Despite Lauer's probing questions, and despite Clinton's obvious and numerous health issues (she didn't even cough once—interesting), the secretary of state managed to give detailed, substantive responses to questions about how to deal with Iran, how to start organizing the VA's bureaucratic nightmare, and how she plans to address ISIS. The "neocon warmonger" emphatically promised not to deploy any ground troops to Iraq and Syria, and also said she views force "as a last resort, not a first choice." She even refrained from promising that she could 100% prevent a terrorist attack from happening on her watch!

Nothing about Honduras, sorry. But the real question is: Was that an earpiece in her ear or was she incubating the eggs of extraterrestrial lizards?


Trump's answers to Lauer's questions demonstrated the candidate's general lack of knowledge and/or were outright lies.

When National Book Award Winner Phil Klay asked Trump's plans for the region after defeating ISIS, Trump said his plan for the future of the middle east is to have already taken Iraq's oil in the past. When Lauer asked if Trump had a military plan to defeat ISIS in the first place, Trump implied he didn't have a plan, then immediately implied that he did have a plan, then said he had a plan but that he wasn't going to tell anybody about it, and then at some point he threatened to reveal a piece of paper with the names of 88 generals and admirals on it.

Trump's factual triumph of the evening came when he "Well, Actually'd" Rachel Fredericks, a Trump-leaning veteran aviations specialist who struggles with PTSD and who said she lost two friends to suicide. She asked him what he'd do to stop 20 vets a day from killing themselves. "Actually it's 22," he replied, before later confirming her number of 20 and then offering no plan to improve the mental health of U.S. vets.

As for everything else, the most egregious lies involved his claim that he was initially against the war in Iraq (he wasn't) and also his position on women serving in the military. When a vet in the audience announced his concern about the military's rape problem, Trump apparently reflected that concern and speculated that the military might solve that issue by instituting "a court system within the military." Which. So Lauer brought up the following Trump tweet, in which Trump implies that sexual assault is the natural result of a coed military service:


"It is a correct Tweet," Trump said, before giving a non-response to Lauer's follow-up about whether men and women should serve together in the armed forces.

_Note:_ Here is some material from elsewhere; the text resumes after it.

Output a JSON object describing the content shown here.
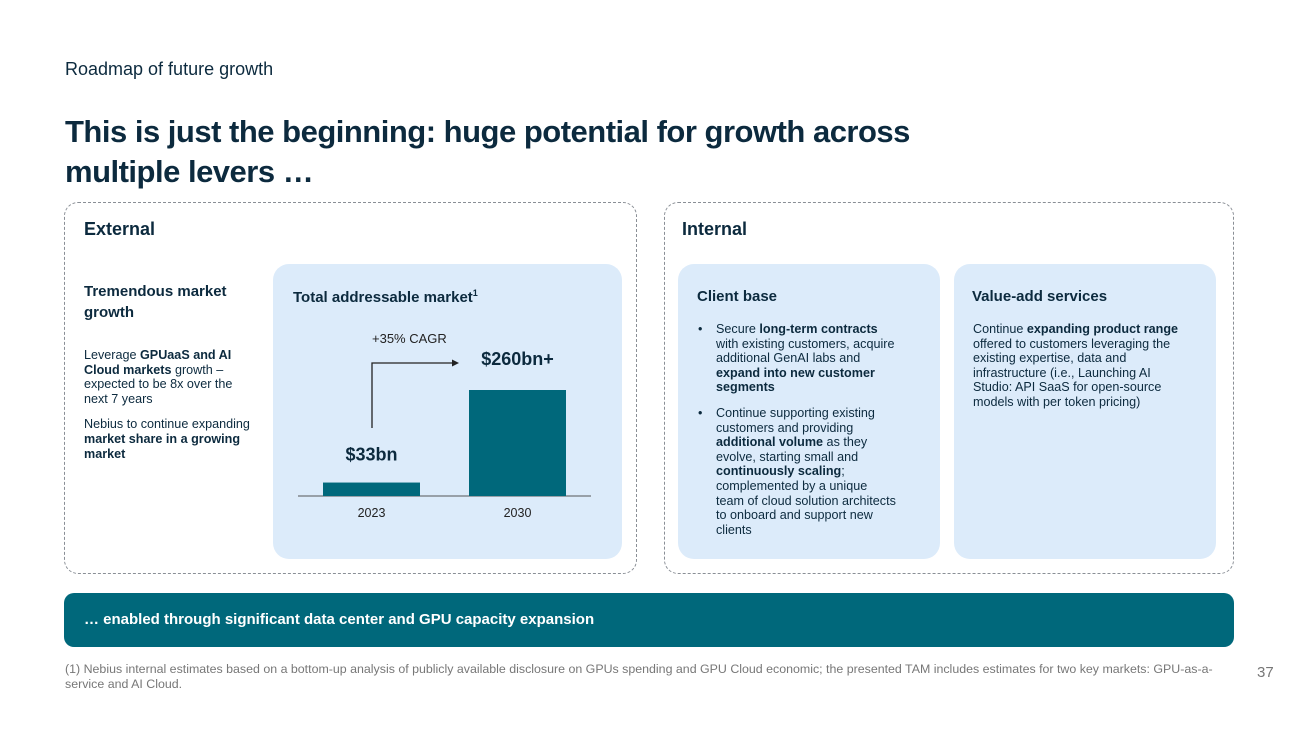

At his most bone-headed, Trump said he was shocked by "something" he learned about Obama during one of his recent intelligence briefings, but he wouldn't say what that something was. He cited his personal expertise in reading body language to determine the intelligence officials' opinions about the president. He said that Putin was a better leader than Obama, and of course there was this moment:


So, Hillary provided semi-detailed and mostly non-evasive answers to hard questions. Donald Trump complimented a dictator who has repeatedly violated the Geneva Conventions, and vows to work with him to bomb the "you know what" out of ISIS. A few of the questioners in the audience last night claimed to be "undecided." I have no idea how that is possible.